I say this again—watch the above video. If need be, watch it twice. Three times. It illustrates, better than anything I’ve ever seen, what it can be to be black in America; what it’s like to be driving along a road and pulled over for something (a dragging muffler; a busted taillight; a peeled-off registration sticker) that whites always seem to be given a pass on.
Watch the video and imagine what it’s like to wonder about the officer approaching your car. Is he nervous because he sees the color of your skin? Does he have preconceived notions? Is his finger on the trigger, when normally the gun would remain in its holster? Did he grow up with a father who referred to African-Americans as “niggers”? Is he pals with officers on the force who call blacks “thugs”? Do the words of Donald Trump resonate? Is he sick and tired of this “civil rights bullshit”?

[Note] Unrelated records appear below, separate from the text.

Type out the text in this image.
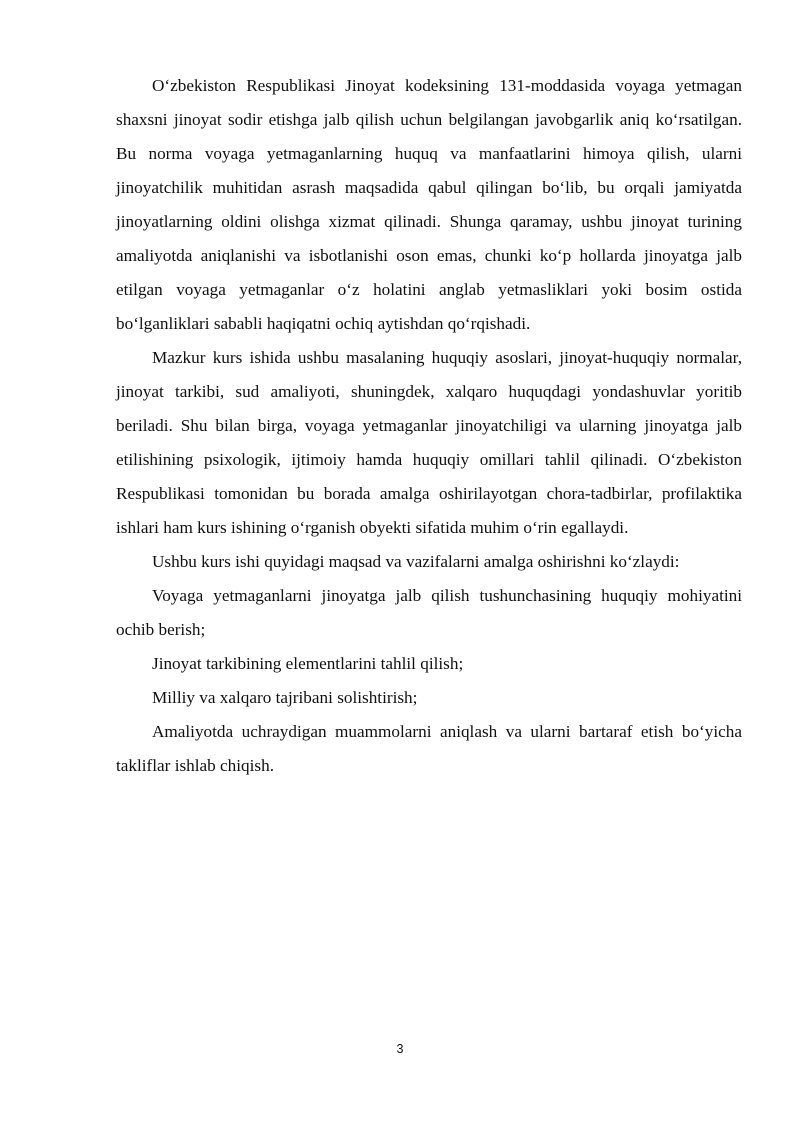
O‘zbekiston Respublikasi Jinoyat kodeksining 131-moddasida voyaga yetmagan shaxsni jinoyat sodir etishga jalb qilish uchun belgilangan javobgarlik aniq ko‘rsatilgan. Bu norma voyaga yetmaganlarning huquq va manfaatlarini himoya qilish, ularni jinoyatchilik muhitidan asrash maqsadida qabul qilingan bo‘lib, bu orqali jamiyatda jinoyatlarning oldini olishga xizmat qilinadi. Shunga qaramay, ushbu jinoyat turining amaliyotda aniqlanishi va isbotlanishi oson emas, chunki ko‘p hollarda jinoyatga jalb etilgan voyaga yetmaganlar o‘z holatini anglab yetmasliklari yoki bosim ostida bo‘lganliklari sababli haqiqatni ochiq aytishdan qo‘rqishadi.

Mazkur kurs ishida ushbu masalaning huquqiy asoslari, jinoyat-huquqiy normalar, jinoyat tarkibi, sud amaliyoti, shuningdek, xalqaro huquqdagi yondashuvlar yoritib beriladi. Shu bilan birga, voyaga yetmaganlar jinoyatchiligi va ularning jinoyatga jalb etilishining psixologik, ijtimoiy hamda huquqiy omillari tahlil qilinadi. O‘zbekiston Respublikasi tomonidan bu borada amalga oshirilayotgan chora-tadbirlar, profilaktika ishlari ham kurs ishining o‘rganish obyekti sifatida muhim o‘rin egallaydi.

Ushbu kurs ishi quyidagi maqsad va vazifalarni amalga oshirishni ko‘zlaydi:

Voyaga yetmaganlarni jinoyatga jalb qilish tushunchasining huquqiy mohiyatini ochib berish;

Jinoyat tarkibining elementlarini tahlil qilish;

Milliy va xalqaro tajribani solishtirish;

Amaliyotda uchraydigan muammolarni aniqlash va ularni bartaraf etish bo‘yicha takliflar ishlab chiqish.

3
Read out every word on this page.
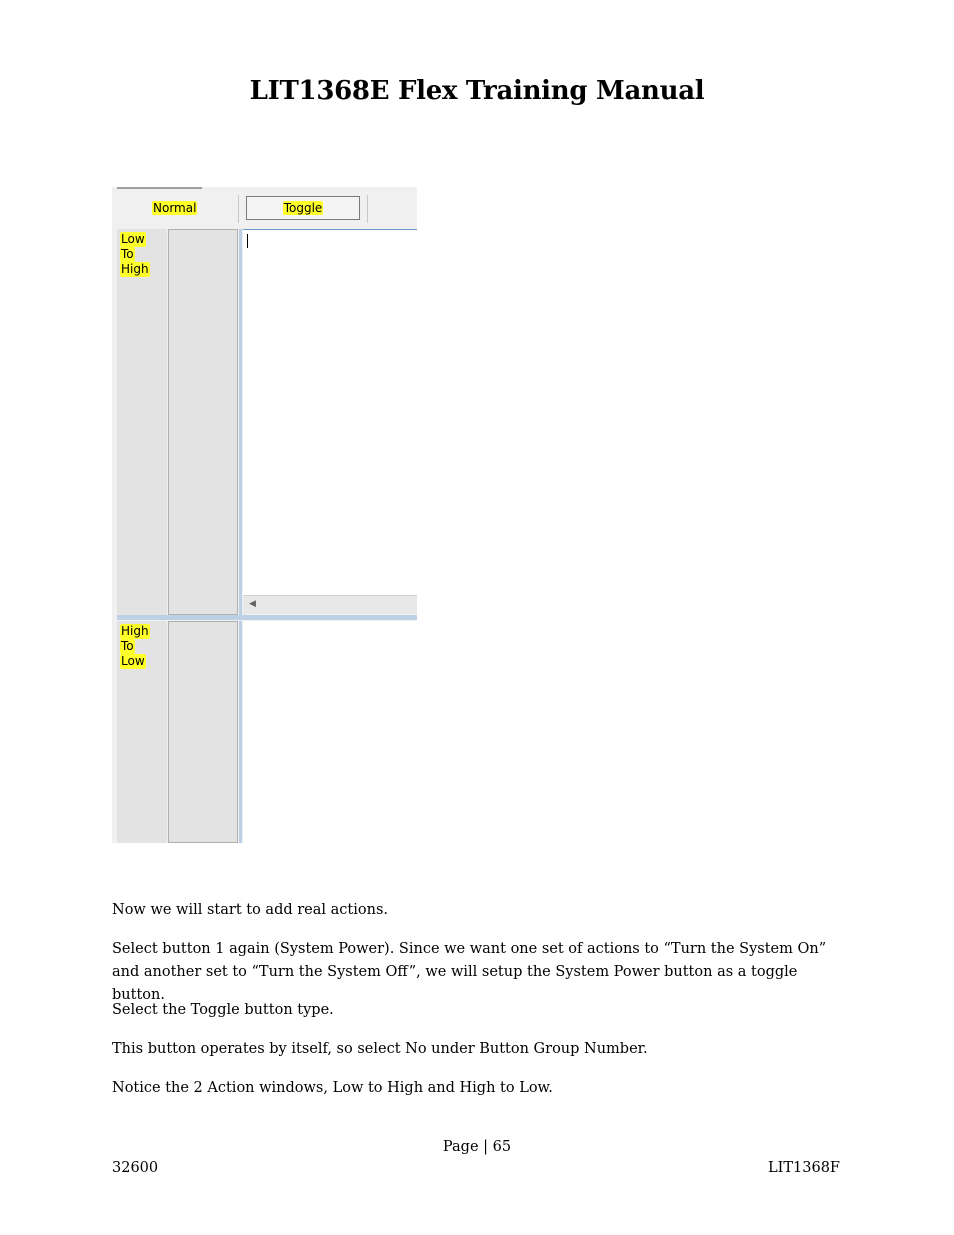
LIT1368E Flex Training Manual
Normal	Toggle
Low
To
High
◀
High
To
Low
Now we will start to add real actions.
Select button 1 again (System Power). Since we want one set of actions to “Turn the System On” and another set to “Turn the System Off”, we will setup the System Power button as a toggle button.
Select the Toggle button type.
This button operates by itself, so select No under Button Group Number.
Notice the 2 Action windows, Low to High and High to Low.
Page | 65
32600	LIT1368F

When I hear whites bemoan the “whining” of blacks over police brutality, I always ask two things:
A. Are you blind, deaf or both?
B. Have you ever been to Gary, Indiana?
The second question is my favorite, because the answer is almost always No. And Gary doesn’t have to be Gary. It can be Newark, or Trenton, or parts of Detroit, or Compton, or Brownsville. Pick a crime-heavy, largely minority populated inner-city, and I’ll show you an education on what it is to be young and male and black and have police eyeing you with suspicious hostility. Along those lines, I’ve never met an adult African-American male who lacks stories of being followed in department stores; pulled over for driving 60 in a 50; loitering on a street corner. Hell, not all that long ago one of our favorite kids (an African-American child who spent countless hours at our house) was harassed by police for skateboarding through a parking lot where, ahem, kids skateboard all the times. The questions he received (“Where are your parents? What are you doing around here?”) oozed what you’d think they oozed.
So, once, again—watch the video. Take it in. Absorb it. If you’re white, like me, it’s something you don’t have to worry about.
And if you’re black, like many of my friends and family members, it’s something you dread having to live.